Heath’s film carries dire warnings, but Stefanescu’s Under Control has taken on even more urgency. In the wake of the Fukushima crisis, which happened after German director Volker Sattel and his team finished the film, this inside look at their home country’s controversial atomic-power plants has taken on new weight and irony. Stefanescu explains that it took months of research and work to build the trust needed to gain unprecedented access to the plants. The result is shots of vast control rooms, rehearsals for emergency shutdowns with screeching alarms, and workers scrubbing radioactive bits off their hands and walking through radiation sensors—all aimed at keeping the lethal, invisible radioactivity “under control”. Part of the film’s eerie visual appeal comes from the fact that it was shot in 35-millimetre cinemascope rather than in video.
“We were not interested in making an argument in the film,” says Stefanescu, explaining that the majority of Germans are already opposed to nuclear power and the government is phasing it out over the next two decades or so. “We were interested in this utopian project—the hopes that were put into it in the ’50s and ’60s and the large failings of these hopes.”
Under Control slowly moves from profiling fully functioning plants to the crumbling glory of decommissioned ones and the frightening deep-underground holds where radioactive waste is to be stored away for generations.
“The documentary could work as a requiem—a gesture of goodbye to this technology,” says Stefanescu, who is also attending VIFF.

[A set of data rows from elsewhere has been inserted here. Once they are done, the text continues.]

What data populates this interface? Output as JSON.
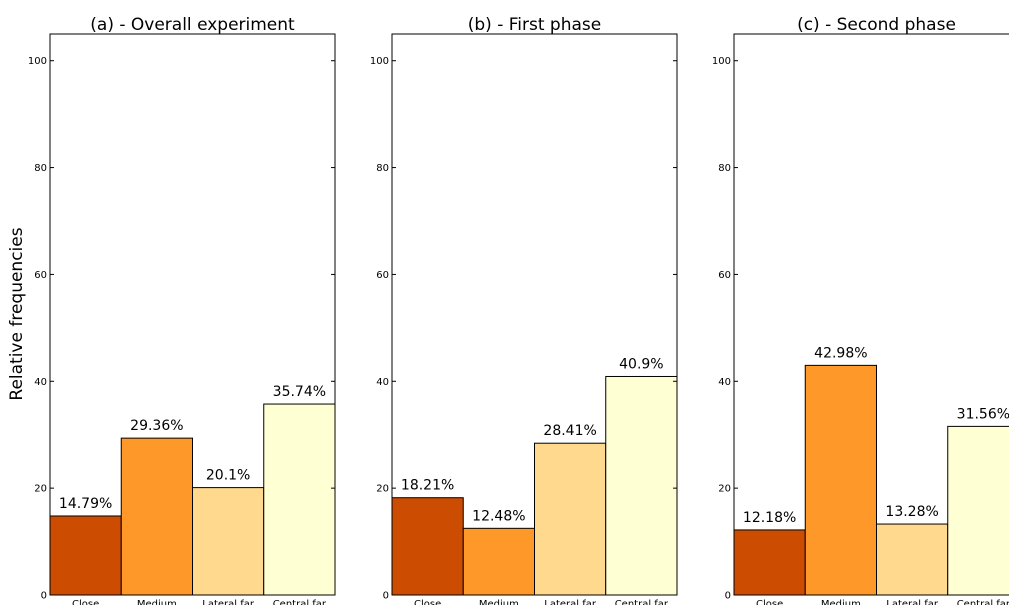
{
  "figure": {
    "ylabel": "Relative frequencies"
  },
  "colors": {
    "Close": "#cc4c02",
    "Medium": "#fe9929",
    "Lateral far": "#fed98e",
    "Central far": "#ffffd4"
  },
  "chart_data": [
    {
      "type": "bar",
      "title": "(a) - Overall experiment",
      "categories": [
        "Close",
        "Medium",
        "Lateral far",
        "Central far"
      ],
      "values": [
        14.79,
        29.36,
        20.1,
        35.74
      ],
      "labels": [
        "14.79%",
        "29.36%",
        "20.1%",
        "35.74%"
      ],
      "ylabel": "Relative frequencies",
      "ylim": [
        0,
        105
      ],
      "yticks": [
        0,
        20,
        40,
        60,
        80,
        100
      ],
      "grid": false
    },
    {
      "type": "bar",
      "title": "(b) - First phase",
      "categories": [
        "Close",
        "Medium",
        "Lateral far",
        "Central far"
      ],
      "values": [
        18.21,
        12.48,
        28.41,
        40.9
      ],
      "labels": [
        "18.21%",
        "12.48%",
        "28.41%",
        "40.9%"
      ],
      "ylim": [
        0,
        105
      ],
      "yticks": [
        0,
        20,
        40,
        60,
        80,
        100
      ],
      "grid": false
    },
    {
      "type": "bar",
      "title": "(c) - Second phase",
      "categories": [
        "Close",
        "Medium",
        "Lateral far",
        "Central far"
      ],
      "values": [
        12.18,
        42.98,
        13.28,
        31.56
      ],
      "labels": [
        "12.18%",
        "42.98%",
        "13.28%",
        "31.56%"
      ],
      "ylim": [
        0,
        105
      ],
      "yticks": [
        0,
        20,
        40,
        60,
        80,
        100
      ],
      "grid": false
    }
  ]
}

Another of the eco-film directors who’ll be coming here, Austin’s Mark Hall, may not have risked radiation exposure or frostbite to make Sushi: The Global Catch. But he did have to crisscross the world to get his story: from the flurry of the massive Tsukiji fish market in Tokyo to an upscale sushi bar in Warsaw, Poland. The fascinating result is a film that traces the explosion of sushi, over the past couple of decades, from a street food in Japan to a worldwide phenomenon—one that now threatens fish populations, especially those of several species of tuna.

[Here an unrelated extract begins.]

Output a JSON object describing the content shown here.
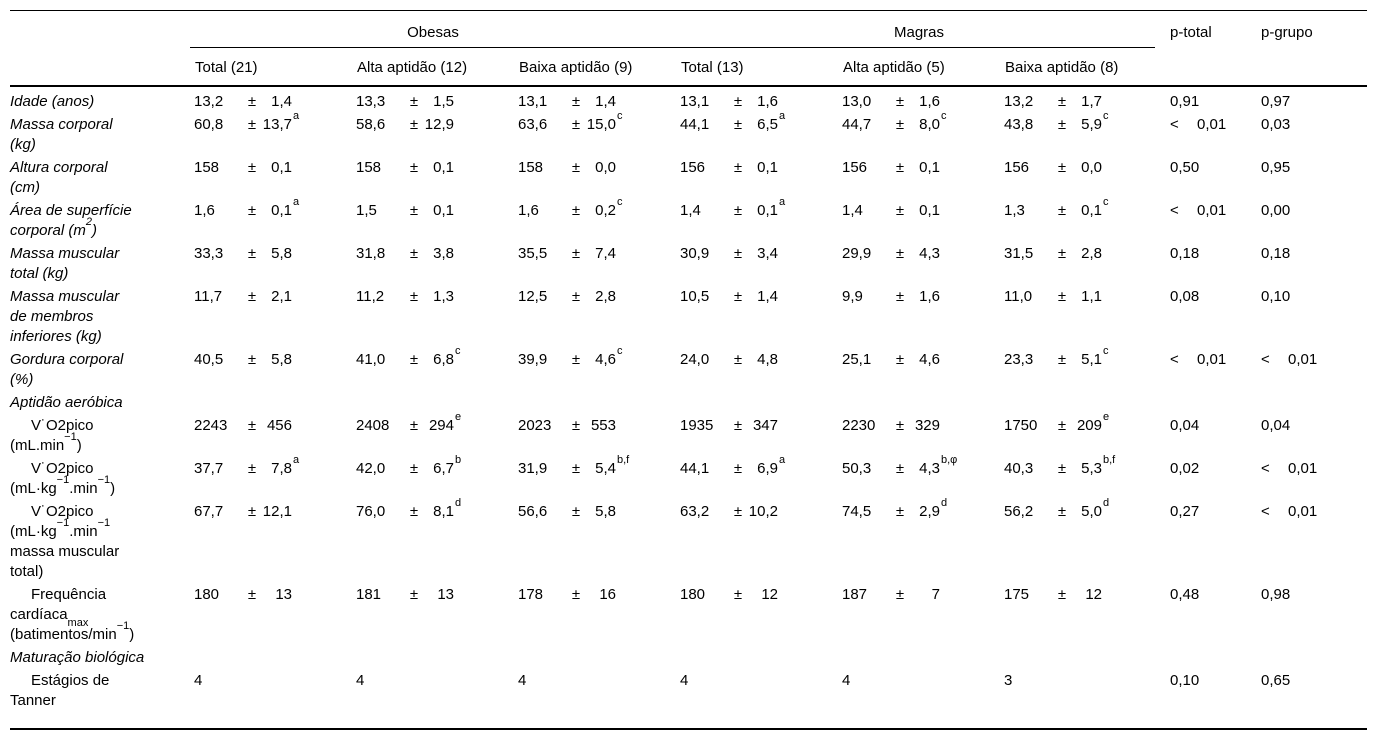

Hall, a sushi lover himself, said the course of the film changed over the production process from a simple story about the art of the cuisine and its popularity globally. “It became clear that so many people we talked to who were dealing in fish were seeing more advanced species like tuna had really decreased in size,” he tells the Straight from Texas. “Certain species were too popular, in a way…and we realized we’d really have to explore that.” As his film points out, the recent growing popularity of sushi in China could spell total disaster.
“Why it’s more sustainable in Japan is that it’s a special-occasion food there, and here it’s pretty much a fast food,” he adds.
Like most of the other films in the VIFF’s enviro series, Hall’s Sushi tries to look for solutions to the problem, in the form of consumer education, sustainable-fish-only sushi spots, and groundbreaking research on a tuna farm in Australia.
And as for Hall? “Yes, I love sushi and I still eat it,” he admits, “but I look at it a lot differently."